Anleihen und der Zinsanstieg „Hochzinsanleihen verhalten sich wie Aktien – schwanken aber weniger“

Michalis Ditsas, Head of Investment Specialists bei SYZ Asset Management: „Hochzinsanleihen bieten nicht nur ähnliche Renditen wie Aktien, sondern werden bei Ausfällen außerdem vorrangig bedient.“ | © Syz Asset Management

Michalis Ditsas, Head of Investment Specialists bei SYZ Asset Management: „Hochzinsanleihen bieten nicht nur ähnliche Renditen wie Aktien, sondern werden bei Ausfällen außerdem vorrangig bedient.“ Foto: Syz Asset Management

Steigende Zinsen bringen in der Regel schwierige Zeiten für die traditionellen festverzinslichen Instrumente mit sich. Allerdings sind nicht alle festverzinslichen Anlageklassen gleich. Obwohl sie einen Bestandteil des festverzinslichen Anlageuniversums bilden, erbrachten Hochzinsanleihen in der Vergangenheit unter verschiedenen Marktbedingungen beständig hohe Renditen. Der Grund hierfür liegt zum Teil in der Beziehung zwischen hochverzinslichen traditionellen Anleihen und Aktien.

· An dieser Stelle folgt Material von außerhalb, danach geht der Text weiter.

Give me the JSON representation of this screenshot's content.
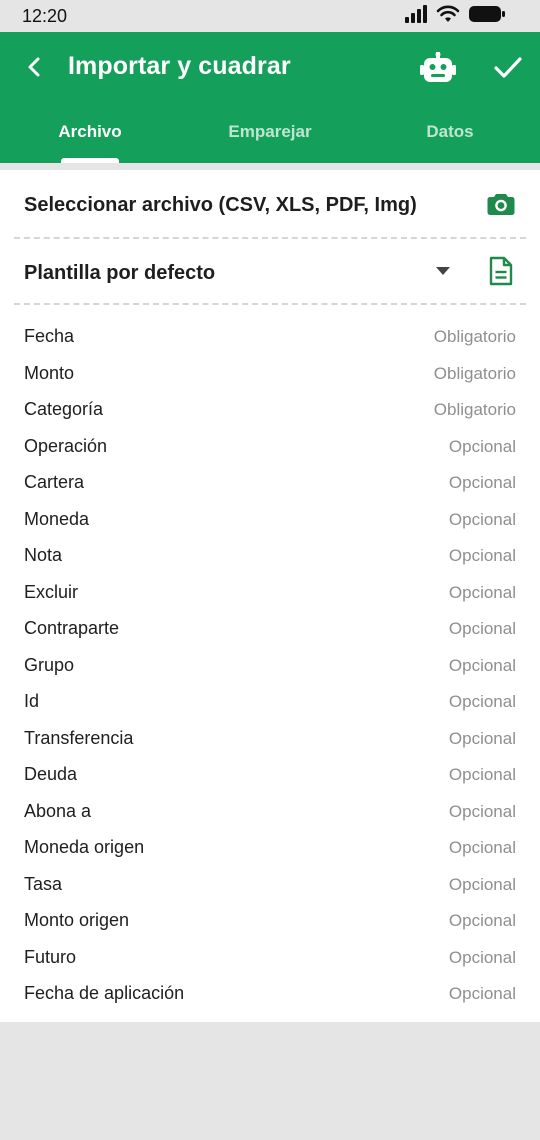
{
  "status_bar": {
    "time": "12:20",
    "icons": [
      "signal-icon",
      "wifi-icon",
      "battery-icon"
    ]
  },
  "app_bar": {
    "title": "Importar y cuadrar",
    "back_icon": "chevron-left-icon",
    "robot_icon": "robot-icon",
    "confirm_icon": "check-icon",
    "background": "#14a05a"
  },
  "tabs": [
    {
      "label": "Archivo",
      "active": true
    },
    {
      "label": "Emparejar",
      "active": false
    },
    {
      "label": "Datos",
      "active": false
    }
  ],
  "file_selector": {
    "label": "Seleccionar archivo (CSV, XLS, PDF, Img)",
    "icon": "camera-icon"
  },
  "template": {
    "label": "Plantilla por defecto",
    "dropdown_icon": "caret-down-icon",
    "doc_icon": "document-icon"
  },
  "fields": [
    {
      "name": "Fecha",
      "requirement": "Obligatorio"
    },
    {
      "name": "Monto",
      "requirement": "Obligatorio"
    },
    {
      "name": "Categoría",
      "requirement": "Obligatorio"
    },
    {
      "name": "Operación",
      "requirement": "Opcional"
    },
    {
      "name": "Cartera",
      "requirement": "Opcional"
    },
    {
      "name": "Moneda",
      "requirement": "Opcional"
    },
    {
      "name": "Nota",
      "requirement": "Opcional"
    },
    {
      "name": "Excluir",
      "requirement": "Opcional"
    },
    {
      "name": "Contraparte",
      "requirement": "Opcional"
    },
    {
      "name": "Grupo",
      "requirement": "Opcional"
    },
    {
      "name": "Id",
      "requirement": "Opcional"
    },
    {
      "name": "Transferencia",
      "requirement": "Opcional"
    },
    {
      "name": "Deuda",
      "requirement": "Opcional"
    },
    {
      "name": "Abona a",
      "requirement": "Opcional"
    },
    {
      "name": "Moneda origen",
      "requirement": "Opcional"
    },
    {
      "name": "Tasa",
      "requirement": "Opcional"
    },
    {
      "name": "Monto origen",
      "requirement": "Opcional"
    },
    {
      "name": "Futuro",
      "requirement": "Opcional"
    },
    {
      "name": "Fecha de aplicación",
      "requirement": "Opcional"
    }
  ],
  "colors": {
    "accent": "#14a05a",
    "icon_green": "#1f8a4c",
    "secondary_text": "#8f8f8f"
  }
}
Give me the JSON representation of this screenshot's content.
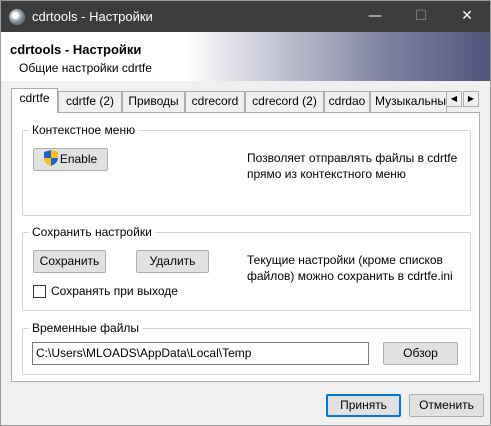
{
  "window": {
    "title": "cdrtools - Настройки",
    "min_glyph": "—",
    "max_glyph": "☐",
    "close_glyph": "✕"
  },
  "header": {
    "title": "cdrtools - Настройки",
    "subtitle": "Общие настройки cdrtfe"
  },
  "tabs": [
    {
      "label": "cdrtfe",
      "active": true
    },
    {
      "label": "cdrtfe (2)"
    },
    {
      "label": "Приводы"
    },
    {
      "label": "cdrecord"
    },
    {
      "label": "cdrecord (2)"
    },
    {
      "label": "cdrdao"
    },
    {
      "label": "Музыкальны"
    }
  ],
  "tab_scroll": {
    "left": "◀",
    "right": "▶"
  },
  "context_menu": {
    "title": "Контекстное меню",
    "enable_label": "Enable",
    "description_line1": "Позволяет отправлять файлы в cdrtfe",
    "description_line2": "прямо из контекстного меню",
    "icon": "uac-shield-icon"
  },
  "save_settings": {
    "title": "Сохранить настройки",
    "save_label": "Сохранить",
    "delete_label": "Удалить",
    "description_line1": "Текущие настройки (кроме списков",
    "description_line2": "файлов) можно сохранить в cdrtfe.ini",
    "checkbox_label": "Сохранять при выходе",
    "checkbox_checked": false
  },
  "temp_files": {
    "title": "Временные файлы",
    "path_value": "C:\\Users\\MLOADS\\AppData\\Local\\Temp",
    "browse_label": "Обзор"
  },
  "footer": {
    "ok_label": "Принять",
    "cancel_label": "Отменить"
  }
}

Die langfristige Korrelation der Hochzinsanleihen mit 5-jährigen und 10-jährigen US-Treasuries war stets negativ. Die Korrelation mit Aktien ist dagegen positiv und liegt bei über 0,70. Das bedeutet: Hochzinsanleihen verhalten sich hinsichtlich ihrer Rendite eher wie Aktien als wie Anleihen (Tabelle 1). Durch dieses besondere Merkmal bietet eine Allokation in Hochzinsanleihen als Teil der strategischen Allokation einen Vorteil der Risikostreuung.

Das oben beschriebene Verhalten ist in Tabelle 2 ersichtlich, wonach die Performance von Hochzinsanleihen mittel- bis langfristig der von Aktien ähnelt – jedoch mit dem Vorteil einer nahezu halben Volatilität. Das zeigt: Anleger profitieren davon, Hochzinsanleihen als eine Ergänzung zu Aktien oder als Ersatz für Aktien zu halten. Dies trifft selbst im „Worst-Case-Szenario“ eines Zahlungsausfalls zu. Denn: Hochzinsanleihen sind in der Kapitalstruktur gegenüber Aktien vorrangig.